Dünya

Erdoğan’nın Almanya ziyareti ve görüşmelerin arka perdesi

Alman kamuoyunun ve muhalefetinin tepkilerine rağmen en üst düzeyde karşılanan Erdoğan, Başbakan A. Merkel ile görüştükten sonra ortak basın toplantısı gerçekleştirildi. Yapılan basın açıklamasında R. T. Erdoğan ile A. Merkel’in konuşmalarından bir çok konuda anlaşamadıkları ve derin görüş ayrılıklarının olduğu gözlerden kaçmadı. Her iki ülke arasında gerilen ilişkileri, normalleştirme amacı ile her iki liderinde çoğu konuda karşılıklı tavizlerden bulundukları gözlerden kaçmadı.

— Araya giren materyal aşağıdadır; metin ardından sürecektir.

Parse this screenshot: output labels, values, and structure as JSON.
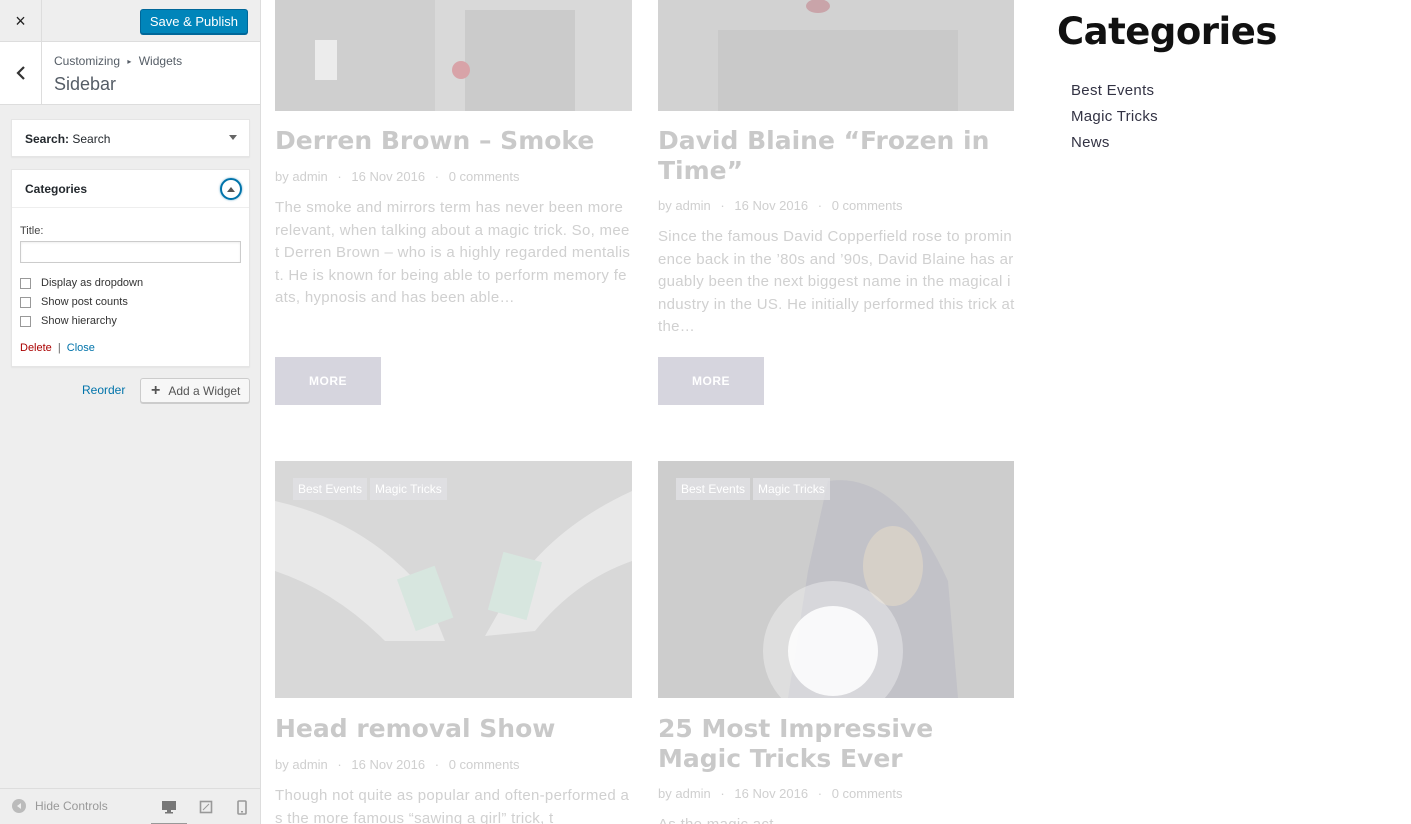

Berlin: 27 Eylül Perşembe öğleden bu yana Almanya’nın başkenti Berlin’de bulunan diktatör katil Türkiye Cumhurbaşkanı Recep Tayyip Erdoğan, 28 Eylül Cuma günü Alman Cumhurbaşkanı Frank Walter Steinmeier ve Almanya Başbakanı Angela Merkel ile görüşmeler yaptı. Alman kamuoyunun ve muhalefetinin tepkilerine rağmen en üst düzeyde karşılanan Erdoğan, Başbakan A. Merkel ile görüştükten sonra ortak basın toplantısı gerçekleştirildi. Yapılan basın açıklamasında R. T. Erdoğan ile A. Merkel’in konuşmalarından bir çok konuda anlaşamadıkları ve derin görüş ayrılıklarının olduğu gözlerden kaçmadı. Her iki ülke arasında gerilen ilişkileri, normalleştirme amacı ile her iki liderinde çoğu konuda karşılıklı tavizlerden bulundukları gözlerden kaçmadı.

R.T. Erdoğan önderliğindeki faşist TC Devleti ile var olan tüm çelişkilere rağmen, Cumhurbaşkanı Walter Steinmeier’in iyi polisi, Başbakan A.Merkel’in kötü polisi oynadığı görüşmelerde, yapılan ikili basın açıklamaları bir çok konuda mutabık kalmadıklarını ortaya koyuyor. Diplomatik bir hassasiyet içinde birbirlerine yaptıkları açıklamalar tüm kamuoyuna göstermiştir ki; her iki ülke arasında var olan derin görüş ayrılıklarına rağmen, Alman devleti diktatör faşist R.T. Erdoğan önderliğinde Türkiye, Türkiye Kürdistan’ı ve Orta Doğu’da yapılan tüm katliam, insan hakları ihlallerini, kirli savaş politikalarını kendi çıkarları üzerinden onaylamış ve görmezden gelmiştir.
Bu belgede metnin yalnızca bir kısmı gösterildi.